View Full Version : Camillan armies



chairman
01-12-2008, 12:48
Hey about the Camillan Roman roster, for the light infantry there are Rorarii, Accensi and Leves, representing two categories of the period Roman census. From what I can tell this is based on Livy, mainly the link between the five census categories and the five lines of battle in the Roman army. However, according to Nick Sekunda in "Early Roman Armies" by Osprey, Livy's system may be an attempt to directly represent each class with a infantry type. Hence the baggage-handler Accensi have been included into the formation and given weapons that they did not in fact have. Also the way that EB portrays them, the Accensi are not even armed according to Livy, but are instead levy slingers. This fills a gap in the Roman combat system but neglects both the historical chronicles but also the modern analysis and critique of those chronicles. I understand the EB team have many more sources to draw from so I only want to point out where my sources show what seems like an inaccuracy.

Chairman

Atilius
01-12-2008, 18:06
...the Accensi are not even armed according to Livy, but are instead levy slingers. This fills a gap in the Roman combat system but neglects both the historical chronicles...

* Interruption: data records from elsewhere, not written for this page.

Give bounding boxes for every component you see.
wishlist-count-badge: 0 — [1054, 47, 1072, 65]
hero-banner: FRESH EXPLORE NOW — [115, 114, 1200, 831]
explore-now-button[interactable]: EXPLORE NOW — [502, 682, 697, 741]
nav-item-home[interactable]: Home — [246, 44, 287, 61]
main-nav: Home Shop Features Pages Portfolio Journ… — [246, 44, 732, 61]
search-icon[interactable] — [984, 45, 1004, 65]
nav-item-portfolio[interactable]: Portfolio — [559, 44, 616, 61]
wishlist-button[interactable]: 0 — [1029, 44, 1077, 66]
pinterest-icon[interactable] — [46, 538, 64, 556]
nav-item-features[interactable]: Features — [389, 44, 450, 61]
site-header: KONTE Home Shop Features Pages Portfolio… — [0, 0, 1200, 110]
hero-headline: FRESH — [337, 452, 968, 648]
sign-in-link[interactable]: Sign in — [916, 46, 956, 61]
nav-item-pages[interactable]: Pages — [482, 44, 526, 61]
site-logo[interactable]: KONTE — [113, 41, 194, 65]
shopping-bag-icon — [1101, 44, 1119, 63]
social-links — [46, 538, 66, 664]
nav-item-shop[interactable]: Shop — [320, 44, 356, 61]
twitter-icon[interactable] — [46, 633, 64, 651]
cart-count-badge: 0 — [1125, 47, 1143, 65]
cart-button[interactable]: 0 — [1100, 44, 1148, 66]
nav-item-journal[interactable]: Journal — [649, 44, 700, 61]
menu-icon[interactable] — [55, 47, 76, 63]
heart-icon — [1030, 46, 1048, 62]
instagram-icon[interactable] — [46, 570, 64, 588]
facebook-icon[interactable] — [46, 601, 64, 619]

Livy tells us as much about the arms and equipment of the accensi as he does about the rorarii, which is to say nothing. Do you infer from this that the rorarii are similarly unarmed?



Hence the baggage-handler Accensi ...Where in classical literature do you find mention of the accensi as baggage handlers? This is a reasonable conjecture, but there is no clear evidence for it either.

I believe accensi are mentioned by Livy exactly once. In 8.8 he writes:


...the third [vexillum was followed] by the accensi who were least to be depended upon, and were therefore placed in the rearmost line.

Lacking any direct information about them, our Accensi are modeled on the 5th census class of the Servian system, assuming a degree of military and social continuity. Livy says that these men are armed with a sling, Dionysius claims that they were armed with sling or javelin.

The Romani team has discussed removing the accensi, and we may choose to do so at some point. But it's silly to accuse us of neglecting "both the historical chronicles but also the modern analysis and critique of those chronicles" over 20 words in the historical literature, and when you can cite only an Osprey book as "modern analysis and critique".

Philippus Flavius Homovallumus
01-12-2008, 23:20
More importantly, if you don't like them you don't have to use them. Much of what is reconstructed is conjecture. This is true inside and outside EB. Many of the historical "facts" you have read are theories and almost all the "reconstructions" are actually only theoretical constructs.

History is a tricky buisness and if I had a denarius for every time I have writen "we don't really know" I'd be son rich I could retire before I finished this degree.

chairman
01-13-2008, 00:30
No where did I use the word "facts". What I said in the end also qualified my remarks because I said "I understand that the EB team have many more sources ... so I only wanted to point out where my sources seemed to show an inacurracy". So I wasn't saying I know for sure that the Accensi are wrong, I was just saying that from the little I know, their basis seems shaky. That's all I said.

cmacq
01-13-2008, 02:10
This fills a gap in the Roman combat system but neglects both the historical chronicles but also the modern analysis and critique of those chronicles.
Chairman

There may have been a better way of presenting this question?